Secure landing zones have been an architecture trend in the cloud for some time. Part of its implementation also involves creating a central platform team which among everything else maintains security of the platform through allowlisting/denylisting services and creating guardrails for safe configuration of those.

The process usually follows a pattern where the team performs a threat model of the service application teams require. Depending on organisation's apetite, basic minimum standard across all services will be required. During this process, suggested guardrails will also be created and pushed to production so if a developer wants to for example create a publicly facing VM, he/she can't because guardrail will prevent them from pushing this configuration deemed insecure by the organisation.

Depending on the size of organisation, this process can take many months to complete initially because engineers should be expected to perform analysis against underlying APIs (known and unknown if possible) that support the application as well as frontend/user base wrappers such as CLIs and cloud portals. Furthermore, the services are subject to constant change and cloud providers are constantly updating their features that it's impossible to track this real-time.

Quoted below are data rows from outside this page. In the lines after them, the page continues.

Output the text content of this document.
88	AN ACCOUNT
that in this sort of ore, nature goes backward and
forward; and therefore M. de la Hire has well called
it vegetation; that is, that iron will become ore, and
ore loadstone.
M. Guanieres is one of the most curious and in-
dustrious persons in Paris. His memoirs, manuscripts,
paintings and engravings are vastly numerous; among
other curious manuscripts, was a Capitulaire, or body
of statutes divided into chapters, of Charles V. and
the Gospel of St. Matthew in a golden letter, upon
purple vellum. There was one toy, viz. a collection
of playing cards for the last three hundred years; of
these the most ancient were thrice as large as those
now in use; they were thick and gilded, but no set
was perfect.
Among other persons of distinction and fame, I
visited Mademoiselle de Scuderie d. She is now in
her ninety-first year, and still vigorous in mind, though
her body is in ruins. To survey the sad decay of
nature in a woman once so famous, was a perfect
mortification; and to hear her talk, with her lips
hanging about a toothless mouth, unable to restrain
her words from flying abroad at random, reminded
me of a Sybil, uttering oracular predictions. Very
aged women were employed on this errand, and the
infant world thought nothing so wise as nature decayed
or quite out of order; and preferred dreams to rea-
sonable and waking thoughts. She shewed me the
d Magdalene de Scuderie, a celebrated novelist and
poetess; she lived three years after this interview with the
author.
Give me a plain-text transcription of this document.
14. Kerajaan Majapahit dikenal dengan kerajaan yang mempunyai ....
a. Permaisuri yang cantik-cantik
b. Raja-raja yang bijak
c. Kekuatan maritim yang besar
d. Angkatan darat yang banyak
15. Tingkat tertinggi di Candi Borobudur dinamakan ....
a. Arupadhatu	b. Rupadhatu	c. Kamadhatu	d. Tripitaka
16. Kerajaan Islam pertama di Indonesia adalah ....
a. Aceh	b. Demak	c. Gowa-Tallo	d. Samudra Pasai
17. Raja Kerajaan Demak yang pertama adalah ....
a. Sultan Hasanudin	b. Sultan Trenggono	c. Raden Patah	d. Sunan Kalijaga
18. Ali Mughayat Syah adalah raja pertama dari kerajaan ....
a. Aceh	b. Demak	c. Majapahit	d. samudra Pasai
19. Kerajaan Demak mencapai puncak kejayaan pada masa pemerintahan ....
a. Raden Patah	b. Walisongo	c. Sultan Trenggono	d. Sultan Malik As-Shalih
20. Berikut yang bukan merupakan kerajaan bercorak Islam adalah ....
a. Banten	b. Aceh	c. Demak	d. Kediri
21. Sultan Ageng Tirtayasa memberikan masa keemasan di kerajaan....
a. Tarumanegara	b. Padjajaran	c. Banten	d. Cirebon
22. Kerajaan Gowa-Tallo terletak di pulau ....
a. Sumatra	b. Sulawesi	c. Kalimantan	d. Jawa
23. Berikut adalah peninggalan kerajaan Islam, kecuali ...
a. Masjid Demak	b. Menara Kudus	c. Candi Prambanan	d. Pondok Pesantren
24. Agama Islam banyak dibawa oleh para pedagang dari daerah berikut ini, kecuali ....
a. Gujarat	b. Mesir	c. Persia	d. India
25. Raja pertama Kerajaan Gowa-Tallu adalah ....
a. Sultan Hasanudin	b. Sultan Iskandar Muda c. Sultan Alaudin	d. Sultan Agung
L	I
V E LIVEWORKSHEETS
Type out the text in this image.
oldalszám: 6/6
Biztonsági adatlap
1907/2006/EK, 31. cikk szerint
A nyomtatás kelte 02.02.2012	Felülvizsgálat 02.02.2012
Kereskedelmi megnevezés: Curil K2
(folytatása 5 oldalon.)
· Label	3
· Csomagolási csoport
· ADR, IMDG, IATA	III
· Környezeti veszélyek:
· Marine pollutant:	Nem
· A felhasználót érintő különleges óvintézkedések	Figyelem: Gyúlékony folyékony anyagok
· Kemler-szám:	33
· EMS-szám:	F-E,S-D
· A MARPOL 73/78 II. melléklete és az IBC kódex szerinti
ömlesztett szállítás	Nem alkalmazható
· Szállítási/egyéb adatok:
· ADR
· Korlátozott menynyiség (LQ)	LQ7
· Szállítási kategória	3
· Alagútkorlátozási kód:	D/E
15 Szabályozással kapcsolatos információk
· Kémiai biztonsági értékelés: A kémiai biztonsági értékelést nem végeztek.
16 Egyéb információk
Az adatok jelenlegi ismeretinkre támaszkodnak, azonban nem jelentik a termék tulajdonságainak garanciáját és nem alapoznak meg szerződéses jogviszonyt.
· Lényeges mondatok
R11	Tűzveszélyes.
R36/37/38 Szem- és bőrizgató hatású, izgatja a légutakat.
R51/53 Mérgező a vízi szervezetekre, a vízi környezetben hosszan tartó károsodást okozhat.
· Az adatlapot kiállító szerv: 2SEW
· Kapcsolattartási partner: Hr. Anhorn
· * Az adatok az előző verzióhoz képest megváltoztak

This means that process of threat modelling has to be reviewed periodically for any new changes. And yes, you guessed it - it is extremley time consuming.

I used this as an excuse to skill myself up when it comes to my knoledge of LLMs through addressing this problem. This is how I came about the idea of ThreatQuest - an LLM backed tool that can help security engineers perform these threat models more efficiently and thus more frequently.

I will refrain myself from sharing too much information now, as the tool is still in progress and I plan to open source it. However, I will say that it will be based of a trained LLM model on a comprehensive set of threatmodels created by myself, supporting all three major cloud providers and able to run in Azure Open AI and GCP Vertex.